Multifunctional optical imaging reveals tissue properties of the anterior eye

Corneal and anterior-segment optical coherence tomography (CAS-OCT) is an imaging mode used to obtain cross-sectional images of the anterior eye segment in a noncontact and noninvasive manner.¹ CAS-OCT has been used in clinics for diagnosis and basic research of ocular diseases such as glaucoma. Although conventional OCT helps to visualize the distribution of backscattering intensities from tissues, unlike histological techniques it does not guarantee clear differentiation of individual tissues. To enhance the contrast of OCT images, the birefringence and Doppler flow of tissues have been measured as functional extensions of OCT.^2–5 We have demonstrated that this multifunctional CAS-OCT (MF-CAS-OCT) can accurately visualize fibrous tissues and blood flow in the anterior eye segment.

For biomedical imaging, it is important to have good image-acquisition speeds to avoid image distortion due to the motion of the sample. Swept-source optical coherence tomography (SS-OCT), also known as optical frequency-domain imaging, demonstrates high-speed and highly sensitive acquisition, owing to the use of a wavelength-swept laser.⁶ This technique has been used for CAS-OCT to obtain 3D images.⁷ A technical challenge for using polarization-sensitive and Doppler-flow imaging in combination with SS-OCT is to apply these additional functions without compromising imaging speed.

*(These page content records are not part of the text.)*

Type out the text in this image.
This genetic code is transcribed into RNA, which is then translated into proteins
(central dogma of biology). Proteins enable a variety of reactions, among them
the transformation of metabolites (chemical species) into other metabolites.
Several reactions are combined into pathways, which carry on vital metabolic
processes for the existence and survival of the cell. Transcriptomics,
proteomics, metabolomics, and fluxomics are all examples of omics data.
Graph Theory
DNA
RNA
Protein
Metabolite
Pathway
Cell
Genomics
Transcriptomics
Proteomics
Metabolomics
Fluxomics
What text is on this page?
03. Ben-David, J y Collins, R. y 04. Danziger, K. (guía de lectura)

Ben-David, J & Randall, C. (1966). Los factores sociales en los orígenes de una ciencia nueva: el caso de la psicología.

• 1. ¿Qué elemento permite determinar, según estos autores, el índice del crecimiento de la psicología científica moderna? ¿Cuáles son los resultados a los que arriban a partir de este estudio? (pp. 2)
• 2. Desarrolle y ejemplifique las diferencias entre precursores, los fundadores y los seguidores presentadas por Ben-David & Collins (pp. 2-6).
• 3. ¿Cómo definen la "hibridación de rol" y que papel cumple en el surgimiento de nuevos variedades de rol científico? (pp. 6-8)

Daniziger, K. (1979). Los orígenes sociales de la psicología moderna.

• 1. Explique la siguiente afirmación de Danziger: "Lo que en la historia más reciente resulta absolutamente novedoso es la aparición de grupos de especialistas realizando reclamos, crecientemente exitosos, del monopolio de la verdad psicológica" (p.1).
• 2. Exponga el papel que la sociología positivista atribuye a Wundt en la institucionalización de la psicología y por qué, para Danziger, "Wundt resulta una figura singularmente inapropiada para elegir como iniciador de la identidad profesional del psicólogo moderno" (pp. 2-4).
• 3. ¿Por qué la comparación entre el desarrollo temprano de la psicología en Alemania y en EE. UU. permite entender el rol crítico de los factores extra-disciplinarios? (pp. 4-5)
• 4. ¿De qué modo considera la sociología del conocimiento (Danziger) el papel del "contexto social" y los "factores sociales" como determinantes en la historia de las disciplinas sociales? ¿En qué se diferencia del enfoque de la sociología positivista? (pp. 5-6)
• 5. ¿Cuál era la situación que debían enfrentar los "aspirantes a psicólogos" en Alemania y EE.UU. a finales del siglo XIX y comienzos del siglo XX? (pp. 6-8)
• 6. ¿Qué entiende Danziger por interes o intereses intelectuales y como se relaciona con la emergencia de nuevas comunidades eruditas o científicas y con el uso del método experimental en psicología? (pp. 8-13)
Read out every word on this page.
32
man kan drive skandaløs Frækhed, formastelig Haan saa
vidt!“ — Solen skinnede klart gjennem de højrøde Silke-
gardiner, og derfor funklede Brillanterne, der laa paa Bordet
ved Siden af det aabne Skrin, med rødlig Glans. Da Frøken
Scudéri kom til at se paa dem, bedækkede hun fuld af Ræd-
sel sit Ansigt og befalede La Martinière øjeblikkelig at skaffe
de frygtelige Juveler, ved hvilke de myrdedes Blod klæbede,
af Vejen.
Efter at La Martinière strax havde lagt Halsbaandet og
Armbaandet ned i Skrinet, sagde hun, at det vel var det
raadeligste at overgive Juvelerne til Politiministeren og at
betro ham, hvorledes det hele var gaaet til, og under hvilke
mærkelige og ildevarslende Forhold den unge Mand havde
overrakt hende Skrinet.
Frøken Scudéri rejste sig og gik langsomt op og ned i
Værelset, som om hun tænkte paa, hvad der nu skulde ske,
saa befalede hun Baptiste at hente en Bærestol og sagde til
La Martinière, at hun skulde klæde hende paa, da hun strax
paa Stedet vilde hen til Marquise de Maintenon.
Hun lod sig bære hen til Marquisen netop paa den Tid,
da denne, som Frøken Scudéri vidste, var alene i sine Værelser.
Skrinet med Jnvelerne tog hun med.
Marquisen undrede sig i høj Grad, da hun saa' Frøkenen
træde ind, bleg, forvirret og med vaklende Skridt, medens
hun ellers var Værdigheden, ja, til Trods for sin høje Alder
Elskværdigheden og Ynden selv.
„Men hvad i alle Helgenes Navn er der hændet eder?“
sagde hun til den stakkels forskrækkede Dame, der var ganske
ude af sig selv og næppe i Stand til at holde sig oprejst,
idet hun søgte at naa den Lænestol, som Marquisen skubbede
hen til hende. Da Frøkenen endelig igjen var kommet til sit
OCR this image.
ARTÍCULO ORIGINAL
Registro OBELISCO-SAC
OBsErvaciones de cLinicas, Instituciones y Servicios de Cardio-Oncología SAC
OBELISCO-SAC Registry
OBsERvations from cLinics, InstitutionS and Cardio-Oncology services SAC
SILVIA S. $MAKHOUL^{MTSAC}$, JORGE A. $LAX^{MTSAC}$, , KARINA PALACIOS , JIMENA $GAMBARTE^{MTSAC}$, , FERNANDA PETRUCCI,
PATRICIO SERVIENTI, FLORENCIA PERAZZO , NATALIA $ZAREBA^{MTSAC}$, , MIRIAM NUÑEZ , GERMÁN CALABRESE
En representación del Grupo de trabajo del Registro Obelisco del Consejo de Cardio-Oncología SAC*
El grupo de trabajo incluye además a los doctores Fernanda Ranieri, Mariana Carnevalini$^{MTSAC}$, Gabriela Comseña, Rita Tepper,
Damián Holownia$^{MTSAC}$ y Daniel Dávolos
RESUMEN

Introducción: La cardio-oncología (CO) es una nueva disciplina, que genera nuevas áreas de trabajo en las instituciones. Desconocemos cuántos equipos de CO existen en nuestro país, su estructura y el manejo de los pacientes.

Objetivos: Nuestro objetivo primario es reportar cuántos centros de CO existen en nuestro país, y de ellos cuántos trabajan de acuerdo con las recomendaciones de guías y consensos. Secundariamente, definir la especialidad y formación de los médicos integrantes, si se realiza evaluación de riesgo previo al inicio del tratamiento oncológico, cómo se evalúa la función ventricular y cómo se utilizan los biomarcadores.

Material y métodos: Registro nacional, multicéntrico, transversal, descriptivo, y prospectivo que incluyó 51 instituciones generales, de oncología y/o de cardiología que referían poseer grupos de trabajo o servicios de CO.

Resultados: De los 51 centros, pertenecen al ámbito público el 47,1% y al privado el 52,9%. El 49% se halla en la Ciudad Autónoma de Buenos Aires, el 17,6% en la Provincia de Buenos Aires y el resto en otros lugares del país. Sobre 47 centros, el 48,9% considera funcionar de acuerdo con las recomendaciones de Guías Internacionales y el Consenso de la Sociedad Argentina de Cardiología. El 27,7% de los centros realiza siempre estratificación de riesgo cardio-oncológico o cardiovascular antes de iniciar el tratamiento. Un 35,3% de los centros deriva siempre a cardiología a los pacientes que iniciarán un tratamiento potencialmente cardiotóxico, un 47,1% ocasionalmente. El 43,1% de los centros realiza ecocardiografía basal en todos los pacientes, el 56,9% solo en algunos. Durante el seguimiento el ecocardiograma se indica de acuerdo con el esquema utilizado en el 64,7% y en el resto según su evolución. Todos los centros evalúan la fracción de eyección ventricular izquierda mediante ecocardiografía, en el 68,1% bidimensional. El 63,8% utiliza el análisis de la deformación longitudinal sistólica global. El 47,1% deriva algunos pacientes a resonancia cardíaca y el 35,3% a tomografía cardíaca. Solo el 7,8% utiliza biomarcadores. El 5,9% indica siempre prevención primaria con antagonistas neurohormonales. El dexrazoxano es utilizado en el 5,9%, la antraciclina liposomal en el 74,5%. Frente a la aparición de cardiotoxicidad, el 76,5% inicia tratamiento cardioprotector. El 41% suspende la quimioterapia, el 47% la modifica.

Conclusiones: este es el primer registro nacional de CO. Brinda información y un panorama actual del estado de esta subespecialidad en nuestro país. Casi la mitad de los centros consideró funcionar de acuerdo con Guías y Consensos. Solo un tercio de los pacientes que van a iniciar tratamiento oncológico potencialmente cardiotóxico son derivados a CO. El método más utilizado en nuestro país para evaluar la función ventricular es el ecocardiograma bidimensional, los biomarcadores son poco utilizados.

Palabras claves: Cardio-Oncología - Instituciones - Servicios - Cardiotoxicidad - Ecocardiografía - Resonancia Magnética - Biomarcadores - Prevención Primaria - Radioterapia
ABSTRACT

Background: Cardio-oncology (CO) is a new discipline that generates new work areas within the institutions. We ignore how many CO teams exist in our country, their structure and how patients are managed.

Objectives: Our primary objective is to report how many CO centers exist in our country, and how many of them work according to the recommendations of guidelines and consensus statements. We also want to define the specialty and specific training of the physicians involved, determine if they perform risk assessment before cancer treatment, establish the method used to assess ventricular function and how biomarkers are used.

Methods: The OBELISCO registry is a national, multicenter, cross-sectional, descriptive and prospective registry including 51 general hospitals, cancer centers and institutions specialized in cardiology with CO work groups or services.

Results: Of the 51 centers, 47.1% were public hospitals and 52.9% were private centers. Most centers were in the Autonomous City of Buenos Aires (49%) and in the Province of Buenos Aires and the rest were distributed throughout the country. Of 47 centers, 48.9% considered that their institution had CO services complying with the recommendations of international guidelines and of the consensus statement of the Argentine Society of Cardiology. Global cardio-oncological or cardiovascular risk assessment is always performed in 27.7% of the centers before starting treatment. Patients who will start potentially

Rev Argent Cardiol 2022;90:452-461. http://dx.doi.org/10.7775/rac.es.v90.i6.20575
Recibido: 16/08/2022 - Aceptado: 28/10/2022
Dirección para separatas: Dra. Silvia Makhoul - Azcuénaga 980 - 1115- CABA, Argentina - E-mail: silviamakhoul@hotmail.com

In previous studies exploring the use of MF-OCT, the effective imaging speed had to be reduced to accommodate the additional functions of OCT. This is because two incident states of polarization are required to compensate for birefringence of the fiber-optic components.^2–5 To avoid this, we used a method involving continuous polarization modulation to multiplex the two polarization states into the signal frequency.⁸

Figure 1. Simplified schematic of multifunctional corneal and anterior-segment optical coherence tomography. EOM: Electrooptic modulator, PS: polarization sensitive.

The system consists of a fiber-based Mach-Zehnder interferometer with an electrooptic modulator (EOM) and a polarization-sensitive (PS) detection arm, as shown in Figure 1.⁸ The light source sweeps the wavelength, and the EOM generates modulated and nonmodulated linear polarizations in orthogonal directions. The modulation is applied to the intrawavelength scan of the light source, enabling multiplexing of the incident states of polarization into the signal frequency. The eye is illuminated and scanned using a transverse scanner. Interference occurs when the backscattered light from the eye and the reference light are combined. The PS detection arm detects the horizontally and vertically polarized signals individually. Demultiplexing of the detected signals and PS detection provide four A-lines (depth profiles) with a single depth scan. Depth-resolved birefringence of the sample is calculated from these signals. Using a highly dense transverse scan, Doppler flow can be measured simultaneously. The MF-CAS-OCT can thus incorporate these additional functions without compromising imaging speed. The improved imaging speed will greatly benefit 2D and 3D imaging of the anterior eye segment.

A pilot study using this approach to image a healthy anterior eye segment showed additional contrast in the OCT images. Figure 2 shows the images with a vertical scan at the temporal side. The phase-retardation image showed strong birefringence of the lateral rectus muscle and inhomogeneous moderate birefringence of the sclera, indicating characteristic organizations of the muscle and collagen fibers, respectively. The bidirectional Doppler-flow image showed the anterior ciliary arteries in the conjunctiva, which were not visible in the intensity image.

Figure 2. Intensity (upper), phase-retardation (center), and bidirectional Doppler flow (lower) images of the anterior eye segment. The conjunctiva (C), lateral rectus muscle (M), and sclera (S) are indicated. Arrows in the lower image indicate Doppler flow of the anterior ciliary arteries.

MF-CAS-OCT can simultaneously acquire birefringence and Doppler flow and shows enhanced contrast of fibrous tissues in the anterior eye segment, including the sclera, muscles, and blood vessels. Further study will allow us to examine the tissue properties of normal and diseased eyes. Moreover, application of this technology is not limited to the anterior eye segment, as it can also be applied to retinal imaging and skin measurements.

This project has been supported in part by the Japan Society for the Promotion of Science (JSPS15760026 and JSPS18360029) and the Japan Science and Technology Agency.